Surya mulai mengangguk ragu sambil tersenyum pada istrinya yang sekarang gencar membahas perkara ciumannya.
"Apa...kau merasa...aku...suka padamu??" tanya Tika ragu - ragu pada suaminya yang wajahnya terlihat berseri - seri 3 kali lipat dari matahari .
Lagi - lagi Surya mengangguk.
"Geer. Aku sudah membuat daftar permintaan. Kau jangan macam - macam padaku. Janji? Aku tidak mau diperlakukan seperti tadi lagi." pinta Tika tiba - tiba berubah tegas.
Surya langsung mencubit pipi Tika gemas. "Nenek Sihir...kamu sungguh menggemaskan."
"Akh...hentikan, aku bukan anak kecil lagi, jangan sembarangan mencubit pipi orang." Tika menangkis tangan Surya, seraya berjalan menuju meja makan.

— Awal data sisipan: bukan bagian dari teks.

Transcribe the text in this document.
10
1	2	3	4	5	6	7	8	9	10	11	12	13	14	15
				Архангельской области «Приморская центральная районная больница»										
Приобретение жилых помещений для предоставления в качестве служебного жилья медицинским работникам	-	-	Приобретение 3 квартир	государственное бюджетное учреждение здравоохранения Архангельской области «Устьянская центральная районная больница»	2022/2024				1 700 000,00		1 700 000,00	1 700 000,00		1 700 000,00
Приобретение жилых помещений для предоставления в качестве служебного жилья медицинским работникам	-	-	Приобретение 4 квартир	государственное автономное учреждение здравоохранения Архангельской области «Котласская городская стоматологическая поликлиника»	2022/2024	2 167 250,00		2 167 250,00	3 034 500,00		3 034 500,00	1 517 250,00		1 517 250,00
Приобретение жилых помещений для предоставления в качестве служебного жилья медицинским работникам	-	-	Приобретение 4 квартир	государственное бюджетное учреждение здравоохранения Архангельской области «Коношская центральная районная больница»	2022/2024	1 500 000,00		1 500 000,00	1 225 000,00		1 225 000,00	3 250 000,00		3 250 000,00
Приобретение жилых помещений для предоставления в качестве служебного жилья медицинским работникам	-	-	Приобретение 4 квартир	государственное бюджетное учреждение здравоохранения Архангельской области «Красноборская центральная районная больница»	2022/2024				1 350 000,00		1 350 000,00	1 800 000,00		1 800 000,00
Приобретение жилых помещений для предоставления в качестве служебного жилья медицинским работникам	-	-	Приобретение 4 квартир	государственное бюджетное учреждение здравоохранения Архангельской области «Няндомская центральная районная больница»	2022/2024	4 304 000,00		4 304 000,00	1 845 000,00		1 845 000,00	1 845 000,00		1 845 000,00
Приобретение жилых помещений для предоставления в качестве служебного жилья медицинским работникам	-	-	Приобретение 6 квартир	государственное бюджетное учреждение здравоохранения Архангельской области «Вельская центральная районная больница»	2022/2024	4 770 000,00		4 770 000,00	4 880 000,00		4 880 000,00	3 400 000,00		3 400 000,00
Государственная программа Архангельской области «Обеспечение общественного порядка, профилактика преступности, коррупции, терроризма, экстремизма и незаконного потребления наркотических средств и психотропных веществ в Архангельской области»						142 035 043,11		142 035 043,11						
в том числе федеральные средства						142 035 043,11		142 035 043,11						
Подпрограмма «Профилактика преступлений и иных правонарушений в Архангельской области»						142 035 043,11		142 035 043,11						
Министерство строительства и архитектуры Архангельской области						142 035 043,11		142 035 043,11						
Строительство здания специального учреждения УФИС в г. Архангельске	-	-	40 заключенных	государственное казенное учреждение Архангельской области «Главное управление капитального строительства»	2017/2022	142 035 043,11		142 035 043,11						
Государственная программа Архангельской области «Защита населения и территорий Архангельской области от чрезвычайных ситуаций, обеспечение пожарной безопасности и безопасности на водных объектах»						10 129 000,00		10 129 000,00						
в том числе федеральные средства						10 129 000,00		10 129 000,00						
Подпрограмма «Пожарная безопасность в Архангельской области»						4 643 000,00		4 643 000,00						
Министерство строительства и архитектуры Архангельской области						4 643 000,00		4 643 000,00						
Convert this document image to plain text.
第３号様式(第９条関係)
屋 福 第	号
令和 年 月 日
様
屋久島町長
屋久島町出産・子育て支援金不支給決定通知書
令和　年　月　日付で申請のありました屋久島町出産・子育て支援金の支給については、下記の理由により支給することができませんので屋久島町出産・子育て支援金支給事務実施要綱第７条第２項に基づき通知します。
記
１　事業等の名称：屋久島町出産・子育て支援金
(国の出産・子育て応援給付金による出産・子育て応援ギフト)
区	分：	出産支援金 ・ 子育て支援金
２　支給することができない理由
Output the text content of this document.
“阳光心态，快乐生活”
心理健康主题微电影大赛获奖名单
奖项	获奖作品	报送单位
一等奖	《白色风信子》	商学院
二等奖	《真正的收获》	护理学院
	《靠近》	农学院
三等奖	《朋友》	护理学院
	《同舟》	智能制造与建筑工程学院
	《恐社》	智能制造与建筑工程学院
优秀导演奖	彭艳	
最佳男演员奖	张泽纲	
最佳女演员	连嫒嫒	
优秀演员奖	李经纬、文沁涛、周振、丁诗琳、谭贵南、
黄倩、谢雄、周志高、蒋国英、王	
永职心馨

"Ingat saja, semakin kamu mendekati Tedi atau hal semacam itu. Aku bisa saja memperlakukanmu lebih dari ini!" ucap Surya seraya menarik kursi.
"Hal semacam itu? Apa maksudmu?" tanya Tika sambil duduk di hadapan Surya.

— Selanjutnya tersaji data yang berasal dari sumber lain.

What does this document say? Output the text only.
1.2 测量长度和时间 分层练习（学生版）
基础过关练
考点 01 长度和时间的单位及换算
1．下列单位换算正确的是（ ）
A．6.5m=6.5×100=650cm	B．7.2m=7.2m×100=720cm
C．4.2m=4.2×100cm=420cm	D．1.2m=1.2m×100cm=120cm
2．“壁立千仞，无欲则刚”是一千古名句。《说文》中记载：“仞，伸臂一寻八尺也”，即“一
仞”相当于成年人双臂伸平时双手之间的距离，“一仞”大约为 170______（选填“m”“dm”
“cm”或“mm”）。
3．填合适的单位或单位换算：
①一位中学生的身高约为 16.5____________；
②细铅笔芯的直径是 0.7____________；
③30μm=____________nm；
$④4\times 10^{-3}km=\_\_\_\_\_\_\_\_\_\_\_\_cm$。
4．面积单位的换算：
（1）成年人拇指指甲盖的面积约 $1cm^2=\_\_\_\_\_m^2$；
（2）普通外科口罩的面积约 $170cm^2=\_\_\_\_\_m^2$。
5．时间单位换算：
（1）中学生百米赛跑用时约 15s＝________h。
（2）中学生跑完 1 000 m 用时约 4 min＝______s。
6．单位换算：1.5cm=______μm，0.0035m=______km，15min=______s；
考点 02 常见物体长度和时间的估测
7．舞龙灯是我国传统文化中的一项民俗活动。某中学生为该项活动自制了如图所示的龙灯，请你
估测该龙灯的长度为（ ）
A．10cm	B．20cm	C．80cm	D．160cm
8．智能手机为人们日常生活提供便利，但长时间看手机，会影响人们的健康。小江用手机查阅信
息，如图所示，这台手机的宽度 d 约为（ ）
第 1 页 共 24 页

"Kamu jangan sok kegenitan atau alih - alih mencari perhatian sama dia."
"Siapa juga yang genit. Aku dan dia hanya rekan kerja, tidak lebih." Tika menekankan pada kata tidak lebih.
"Aku pegang omonganmu!"Surya menatap lekat wajah istrinya.

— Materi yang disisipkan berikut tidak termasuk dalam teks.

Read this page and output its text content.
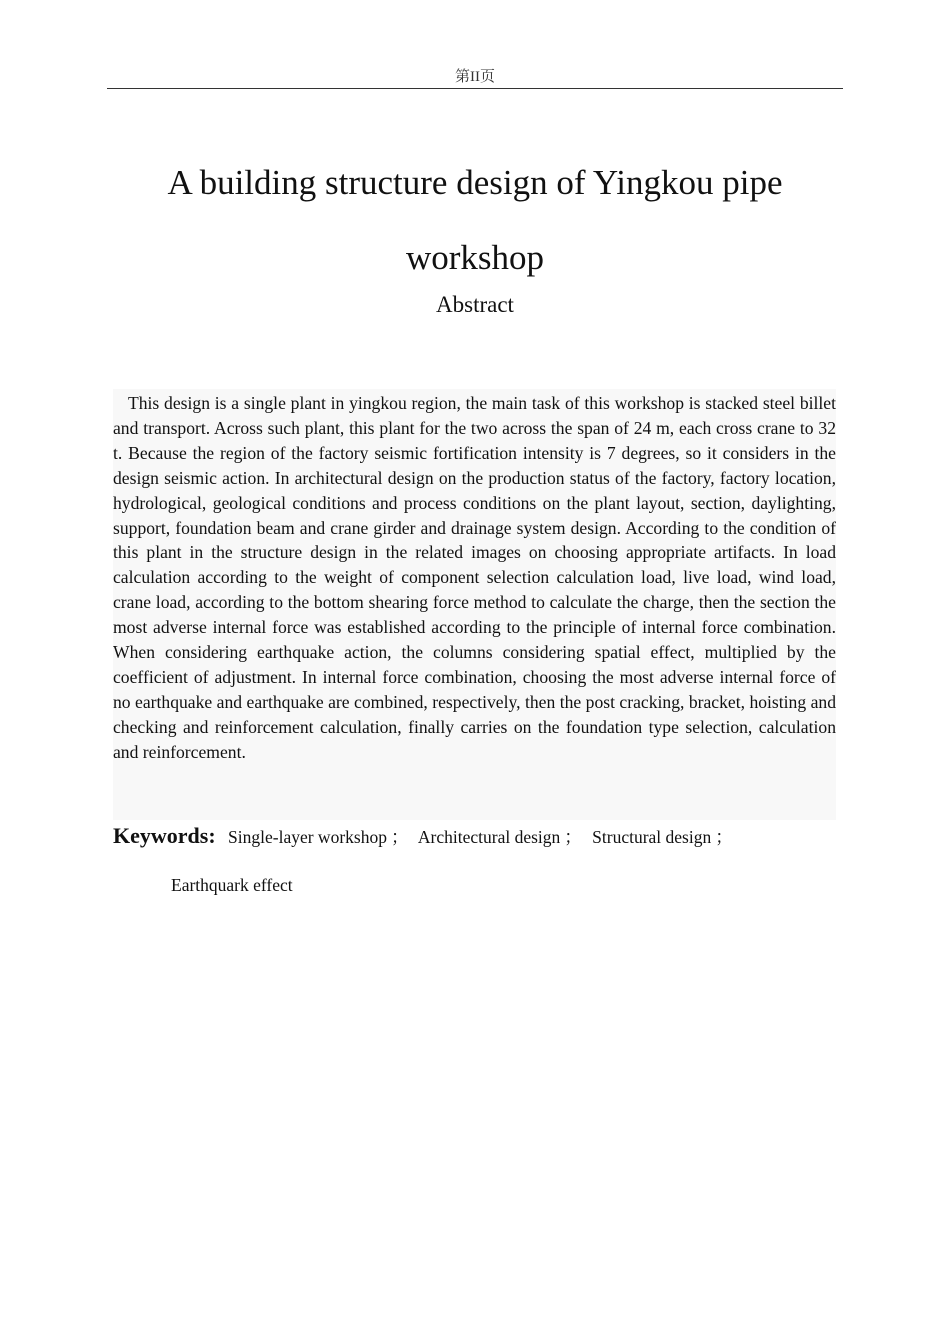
第II页
A building structure design of Yingkou pipe
workshop
Abstract

This design is a single plant in yingkou region, the main task of this workshop is stacked steel billet and transport. Across such plant, this plant for the two across the span of 24 m, each cross crane to 32 t. Because the region of the factory seismic fortification intensity is 7 degrees, so it considers in the design seismic action. In architectural design on the production status of the factory, factory location, hydrological, geological conditions and process conditions on the plant layout, section, daylighting, support, foundation beam and crane girder and drainage system design. According to the condition of this plant in the structure design in the related images on choosing appropriate artifacts. In load calculation according to the weight of component selection calculation load, live load, wind load, crane load, according to the bottom shearing force method to calculate the charge, then the section the most adverse internal force was established according to the principle of internal force combination. When considering earthquake action, the columns considering spatial effect, multiplied by the coefficient of adjustment. In internal force combination, choosing the most adverse internal force of no earthquake and earthquake are combined, respectively, then the post cracking, bracket, hoisting and checking and reinforcement calculation, finally carries on the foundation type selection, calculation and reinforcement.

Keywords: Single-layer workshop ； Architectural design ； Structural design ；
Earthquark effect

"Tali kali yang dipegang." sahut Tika ketus, Surya hanya menampakkan senyum tipis.
Surya dan Tika makan siang dengan menu sayur bening dan tahu goreng. Masakan sederhana ala bi Sumi.
"Sayurnya seger...pintar bi Sumi kalau masak." puji Tika seraya menikmati makan siangnya dengan lahap.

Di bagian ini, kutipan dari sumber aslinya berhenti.